Teachers are the worst, when it comes to this stuff at work. It's a hazard, I'd say of being a female dominated profession. The mean girls rule.
However, I'd say that while I was part of a group in my last teaching job, it was based on work stuff. And, in middle schools, you work on a team, and that bond can be very strong. What got to me was teachers constantly complaining about their husbands and how stressed they were from their kids. Once in awhile I would pipe in and say, "My husband does not do that." I stopped socializing with work people long ago.
I am very social and have had several groups through out my life. But I have found the principle of "friendly, not friends," (which I used to teach my students, so they could tolerate working with others) needs to be applied at work. One of the reasons I like working in my clinic is that I don't have to socialize with anyone. I meet with my supervisor 1X a week and I casually talk to other therapists. But, I could come in and shut my door and never talk to anyone, if I wanted to. The other therapists are nice and we actually have stuff in common, but I am not going to pursue friendships there.

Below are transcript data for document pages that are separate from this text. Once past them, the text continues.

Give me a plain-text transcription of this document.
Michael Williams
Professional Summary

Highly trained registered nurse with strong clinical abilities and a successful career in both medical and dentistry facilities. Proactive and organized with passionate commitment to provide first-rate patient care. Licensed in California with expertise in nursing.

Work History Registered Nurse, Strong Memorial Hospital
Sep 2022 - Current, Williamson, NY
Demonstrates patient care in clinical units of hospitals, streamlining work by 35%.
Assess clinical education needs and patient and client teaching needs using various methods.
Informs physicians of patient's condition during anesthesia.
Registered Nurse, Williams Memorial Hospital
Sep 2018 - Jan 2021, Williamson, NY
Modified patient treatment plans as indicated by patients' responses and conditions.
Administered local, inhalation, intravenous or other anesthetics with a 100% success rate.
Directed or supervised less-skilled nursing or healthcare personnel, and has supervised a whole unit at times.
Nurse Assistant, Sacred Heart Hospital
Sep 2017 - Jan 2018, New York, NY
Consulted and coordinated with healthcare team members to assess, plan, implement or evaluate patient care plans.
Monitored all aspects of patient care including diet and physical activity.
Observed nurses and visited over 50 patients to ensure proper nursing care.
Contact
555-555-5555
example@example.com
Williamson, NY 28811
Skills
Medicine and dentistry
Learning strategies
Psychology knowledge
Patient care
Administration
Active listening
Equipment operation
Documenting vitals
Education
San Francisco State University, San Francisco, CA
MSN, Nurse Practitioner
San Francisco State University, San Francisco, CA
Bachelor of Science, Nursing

I am still pretty upset about our friends moving to Amherst. I get very bored without social plans and our other friends are more the just go out to dinner types. Over the years, our commonalities have diminished. I had a huge group of friends as a kid, a group of 5 close friends in HS, and tons of acquaintances, before I moved. I was active in student government and spent my childhood roaming the streets of my neighborhood with a huge group of kids, on my bike. While I do spend the majority of time with my DH, sometimes that gets on my nerves and makes me feel isolated. I even feel antsy at night, because after teaching for so long, I still am not used to not having tons of work to do when I get home. Last night, I said I was bored, and DH told me I was nuts! I'd say one of the only downsides of moving back to MA was that too many people here just hang out with their families, because a lot of them never moved away. Always obligations with parents, siblings, extended families. In AZ my friends were our family, and everyone was in the same boat.